Letter of the Day: The importance of an independent inspector general

Published:

Paula Dockery’s column June 27 (“Independence for government watchdogs on the way,” Other Views) is a great explanation of HB 1385 and the reasons it has been enacted.

I think the majority of citizens would agree the inspectors general should be independent of the departments they are inspecting. This has not been true in the past. Dockery’s examples of past abuses make clear why the citizens of Florida will benefit from this bill.

Getting this type bill through the Legislature is not an easy task — Dockery noted her and Mike Fasano’s inability to get this type legislation passed in prior years. I liked her comment about the reason for her failure to get this legislation through: “The appetite for ethics reform was nonexistent.” This too often is the case in our government. We owe a special indebtedness to those, like Dockery and Fasano, who support correcting these wrongs.

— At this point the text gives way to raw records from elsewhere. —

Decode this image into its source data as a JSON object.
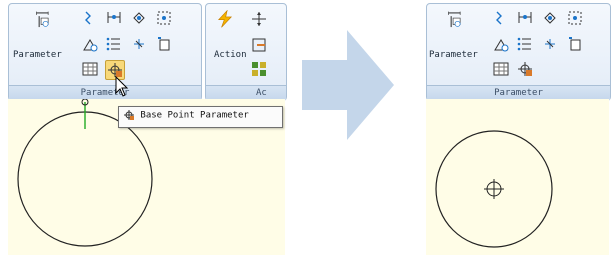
{
  "before": {
    "ribbon": {
      "group_label": "Parameter",
      "parameter_label": "Parameter",
      "action_label": "Action",
      "action_group_label": "Ac"
    },
    "tooltip": {
      "text": "Base Point Parameter"
    }
  },
  "after": {
    "ribbon": {
      "group_label": "Parameter",
      "parameter_label": "Parameter"
    }
  },
  "colors": {
    "ribbon_border": "#a9bfd6",
    "drawing_bg": "#fffde7",
    "arrow": "#c4d6ea",
    "highlight": "#f8d97a",
    "param_line": "#22aa22"
  }
}
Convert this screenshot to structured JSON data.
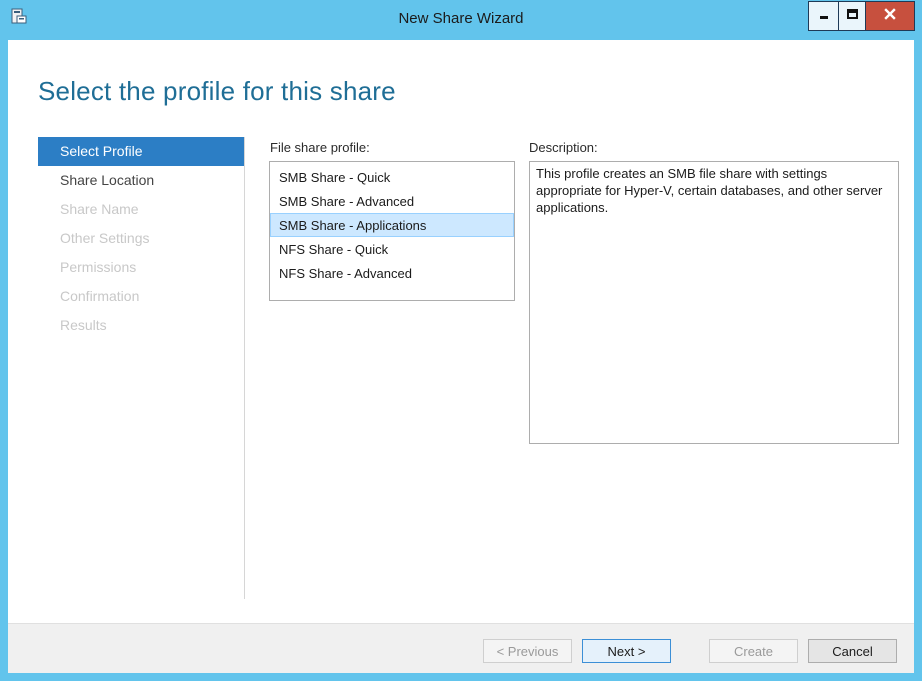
{
  "window": {
    "title": "New Share Wizard",
    "accent_color": "#62c4ec",
    "close_color": "#c7503e"
  },
  "page_heading": "Select the profile for this share",
  "nav": {
    "items": [
      {
        "label": "Select Profile",
        "state": "active"
      },
      {
        "label": "Share Location",
        "state": "enabled"
      },
      {
        "label": "Share Name",
        "state": "disabled"
      },
      {
        "label": "Other Settings",
        "state": "disabled"
      },
      {
        "label": "Permissions",
        "state": "disabled"
      },
      {
        "label": "Confirmation",
        "state": "disabled"
      },
      {
        "label": "Results",
        "state": "disabled"
      }
    ]
  },
  "profile_section": {
    "label": "File share profile:",
    "items": [
      {
        "label": "SMB Share - Quick",
        "selected": false
      },
      {
        "label": "SMB Share - Advanced",
        "selected": false
      },
      {
        "label": "SMB Share - Applications",
        "selected": true
      },
      {
        "label": "NFS Share - Quick",
        "selected": false
      },
      {
        "label": "NFS Share - Advanced",
        "selected": false
      }
    ]
  },
  "description_section": {
    "label": "Description:",
    "text": "This profile creates an SMB file share with settings appropriate for Hyper-V, certain databases, and other server applications."
  },
  "footer": {
    "previous_label": "< Previous",
    "next_label": "Next >",
    "create_label": "Create",
    "cancel_label": "Cancel"
  },
  "icons": {
    "app": "share-wizard-icon",
    "minimize": "minimize-icon",
    "maximize": "maximize-icon",
    "close": "close-icon"
  }
}
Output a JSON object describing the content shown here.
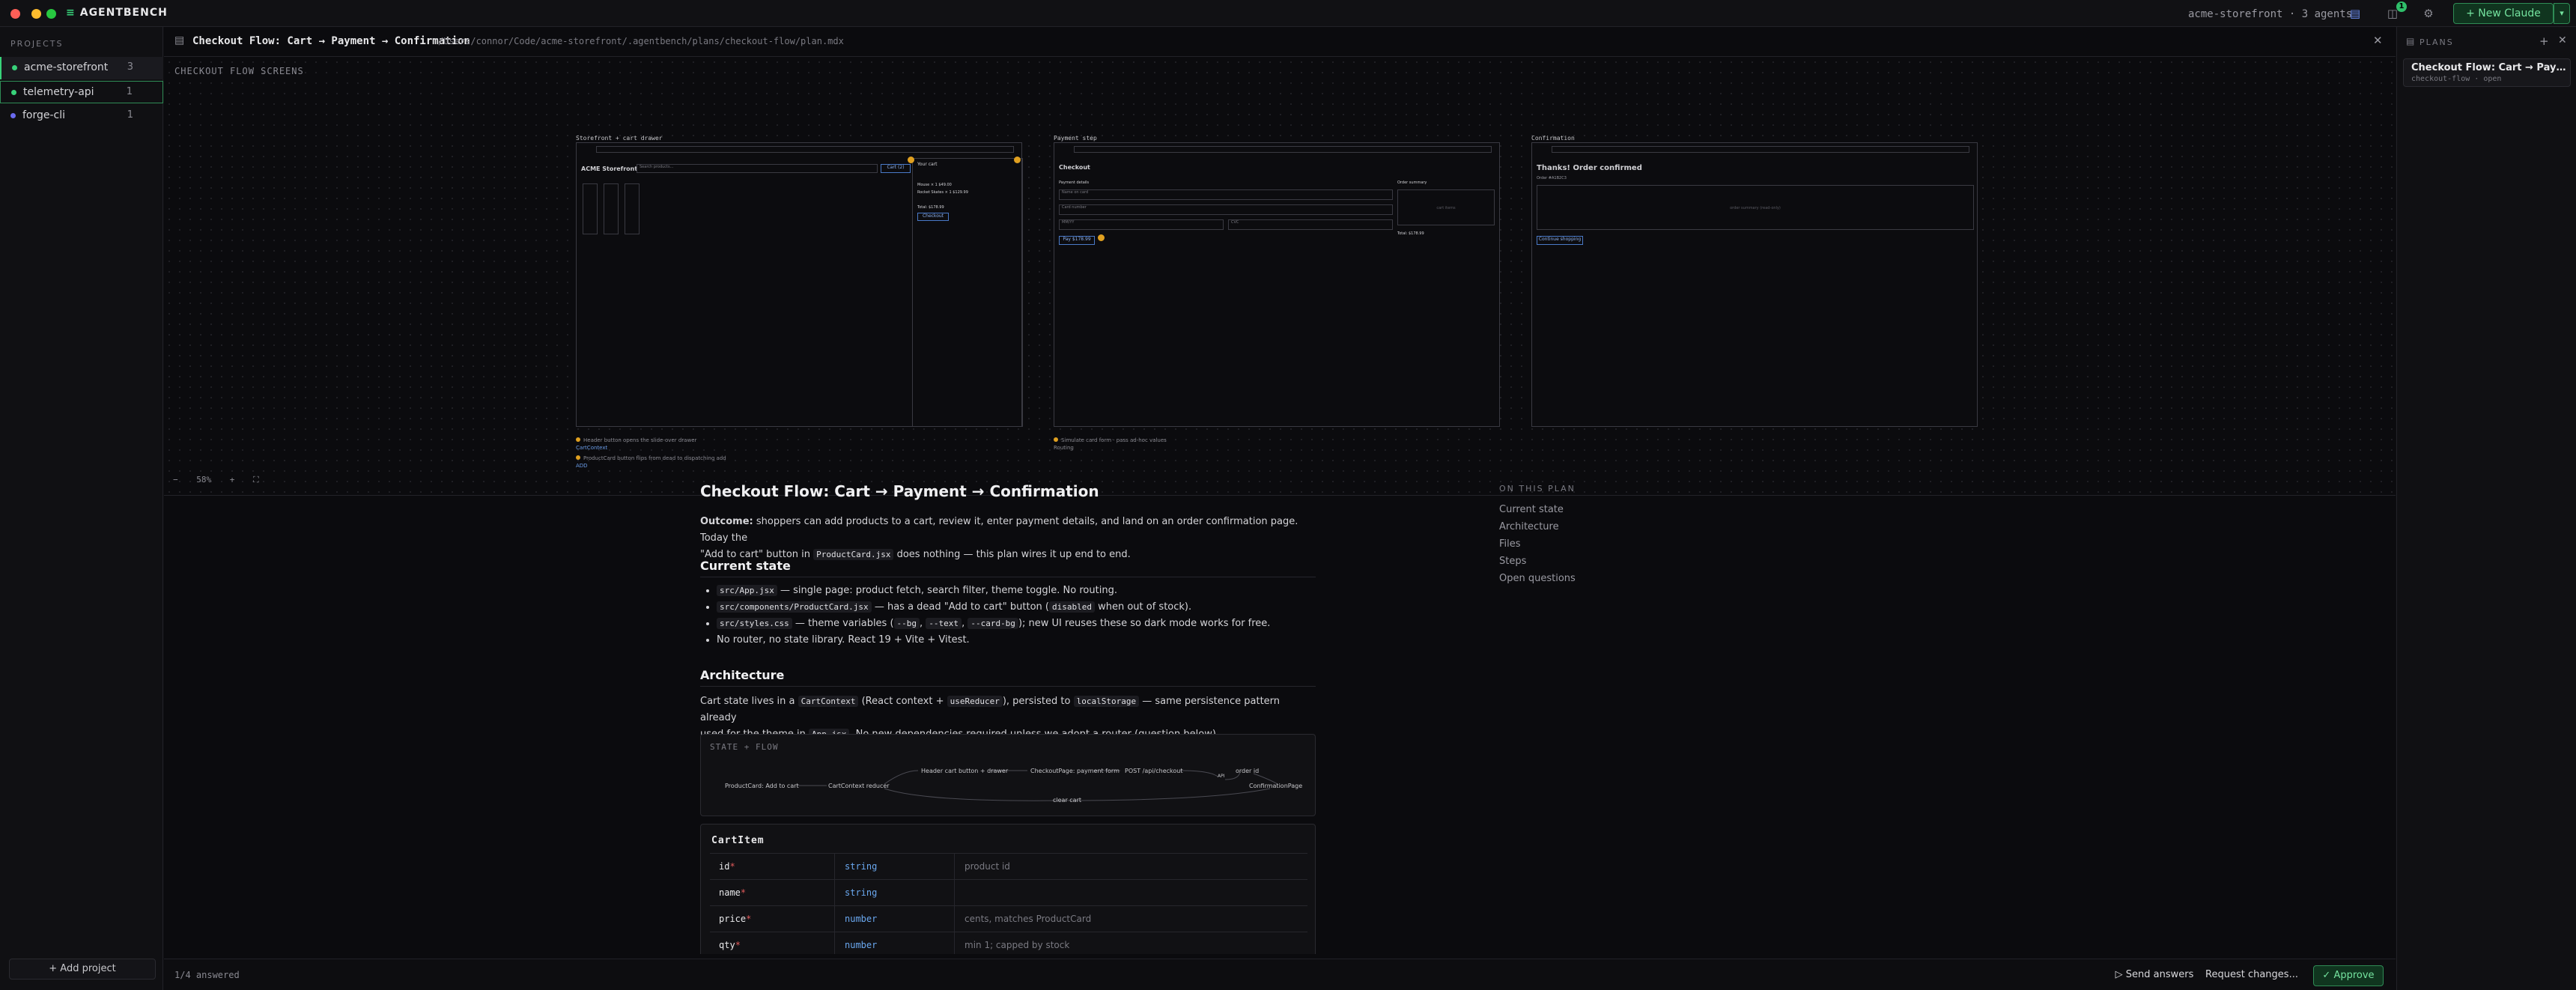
{
  "app": {
    "brand": "AGENTBENCH",
    "summary": "acme-storefront · 3 agents",
    "new_claude_label": "+ New Claude",
    "badge_count": "1"
  },
  "sidebar": {
    "heading": "PROJECTS",
    "projects": [
      {
        "name": "acme-storefront",
        "count": "3",
        "dot_color": "#38d27a"
      },
      {
        "name": "telemetry-api",
        "count": "1",
        "dot_color": "#38d27a"
      },
      {
        "name": "forge-cli",
        "count": "1",
        "dot_color": "#6a6aee"
      }
    ],
    "add_project_label": "+ Add project"
  },
  "doc_header": {
    "title": "Checkout Flow: Cart → Payment → Confirmation",
    "path": "/Users/connor/Code/acme-storefront/.agentbench/plans/checkout-flow/plan.mdx"
  },
  "screens": {
    "label": "CHECKOUT FLOW SCREENS",
    "zoom": "58%",
    "storefront": {
      "label": "Storefront + cart drawer",
      "heading": "ACME Storefront",
      "search_placeholder": "Search products...",
      "cart_button": "Cart (2)",
      "drawer_title": "Your cart",
      "item1": "Mouse × 1  $49.00",
      "item2": "Rocket Skates × 1  $129.99",
      "total": "Total: $178.99",
      "checkout": "Checkout",
      "annotation1": "Header button opens the slide-over drawer",
      "annotation1_sub": "CartContext",
      "annotation2": "ProductCard button flips from dead to dispatching add",
      "annotation2_sub": "ADD"
    },
    "payment": {
      "label": "Payment step",
      "heading": "Checkout",
      "details": "Payment details",
      "summary": "Order summary",
      "name_ph": "Name on card",
      "card_ph": "Card number",
      "exp_ph": "MM/YY",
      "cvc_ph": "CVC",
      "summary_ph": "cart items",
      "total": "Total: $178.99",
      "pay": "Pay $178.99",
      "annotation1": "Simulate card form  ·  pass ad-hoc values",
      "annotation1_sub": "Routing"
    },
    "confirmation": {
      "label": "Confirmation",
      "heading": "Thanks! Order confirmed",
      "order": "Order #A1B2C3",
      "summary_ph": "order summary (read-only)",
      "continue": "Continue shopping"
    }
  },
  "doc": {
    "title": "Checkout Flow: Cart → Payment → Confirmation",
    "outcome_label": "Outcome:",
    "outcome_1": " shoppers can add products to a cart, review it, enter payment details, and land on an order confirmation page. Today the",
    "outcome_2a": "\"Add to cart\" button in ",
    "outcome_code": "ProductCard.jsx",
    "outcome_2b": " does nothing — this plan wires it up end to end.",
    "current_state_heading": "Current state",
    "cs1_code": "src/App.jsx",
    "cs1_text": " — single page: product fetch, search filter, theme toggle. No routing.",
    "cs2_code": "src/components/ProductCard.jsx",
    "cs2_text_a": " — has a dead \"Add to cart\" button (",
    "cs2_code2": "disabled",
    "cs2_text_b": " when out of stock).",
    "cs3_code": "src/styles.css",
    "cs3_text_a": " — theme variables (",
    "cs3_v1": "--bg",
    "cs3_v2": "--text",
    "cs3_v3": "--card-bg",
    "cs3_text_b": "); new UI reuses these so dark mode works for free.",
    "cs4_text": "No router, no state library. React 19 + Vite + Vitest.",
    "architecture_heading": "Architecture",
    "arch_1a": "Cart state lives in a ",
    "arch_code1": "CartContext",
    "arch_1b": " (React context + ",
    "arch_code2": "useReducer",
    "arch_1c": "), persisted to ",
    "arch_code3": "localStorage",
    "arch_1d": " — same persistence pattern already",
    "arch_2a": "used for the theme in ",
    "arch_code4": "App.jsx",
    "arch_2b": ". No new dependencies required unless we adopt a router (question below).",
    "flow": {
      "label": "STATE + FLOW",
      "n1": "ProductCard: Add to cart",
      "n2": "CartContext reducer",
      "n3": "Header cart button + drawer",
      "n4": "CheckoutPage: payment form",
      "n5": "POST /api/checkout",
      "n6": "order id",
      "n7": "ConfirmationPage",
      "n8": "clear cart",
      "n9": "API"
    },
    "cartitem": {
      "title": "CartItem",
      "rows": [
        {
          "field": "id",
          "type": "string",
          "desc": "product id"
        },
        {
          "field": "name",
          "type": "string",
          "desc": ""
        },
        {
          "field": "price",
          "type": "number",
          "desc": "cents, matches ProductCard"
        },
        {
          "field": "qty",
          "type": "number",
          "desc": "min 1; capped by stock"
        }
      ],
      "required_mark": "*"
    }
  },
  "toc": {
    "heading": "ON THIS PLAN",
    "items": [
      "Current state",
      "Architecture",
      "Files",
      "Steps",
      "Open questions"
    ]
  },
  "bottom": {
    "answered": "1/4 answered",
    "send": "Send answers",
    "request": "Request changes...",
    "approve": "✓ Approve"
  },
  "plans": {
    "heading": "PLANS",
    "card_title": "Checkout Flow: Cart → Payment...",
    "card_sub": "checkout-flow · open"
  }
}
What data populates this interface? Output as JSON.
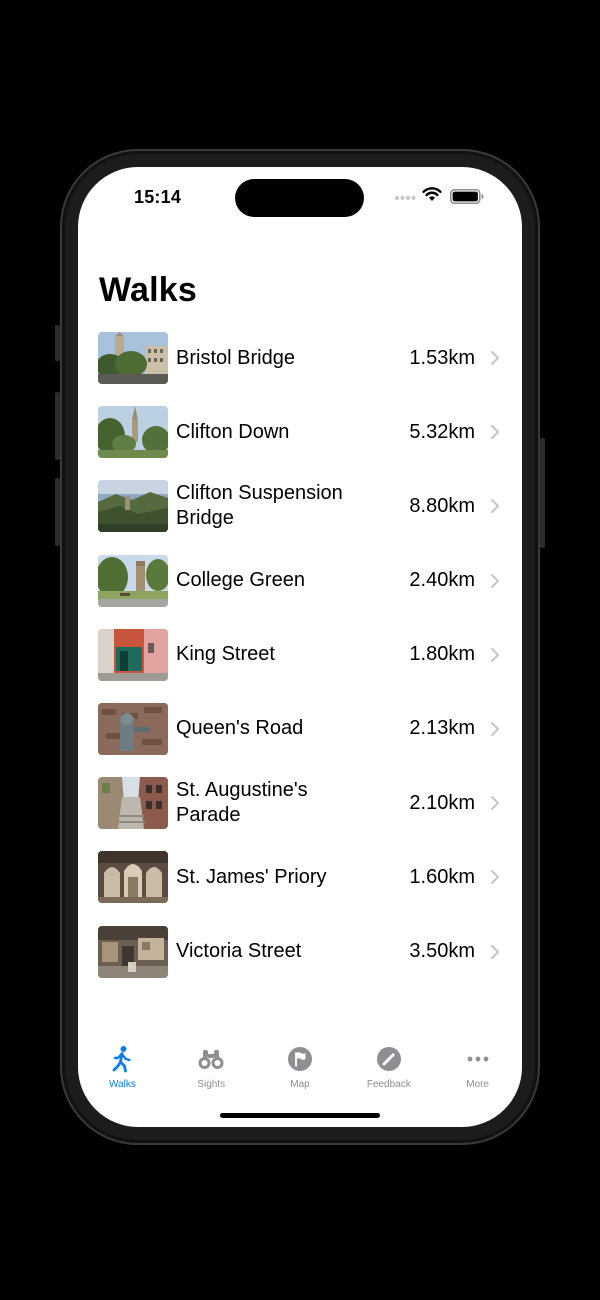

I was a little disappointed that Dockery did not give state Rep. Dan Raulerson of Plant City credit for sponsoring this bill and his determined efforts to get it passed. Dan would be the first to say, “Credit is not important. The important thing is the bill got passed and signed by the governor.”

Being Dan’s proud parent and having sat with him in several meetings — as well as he and I discussing this bill alone — I know the passion he had for this issue and the efforts he put forth to get it passed. Being a CPA, he knows the importance of auditors being independent. Under the current system, the inspectors general serve at the pleasure of the department heads. Not a good system.

Certainly, Dan did not do this by himself. He had meetings with, and the support of, House Speaker Will Weatherford, Sen. Jack Latvala (chairman of the ethics committee), Gov. Rick Scott and many more. The important thing is, it got passed, signed and will become law. Maybe we’re seeing an appetite for ethics reform. We look forward to continuing to read Dockery’s fine columns.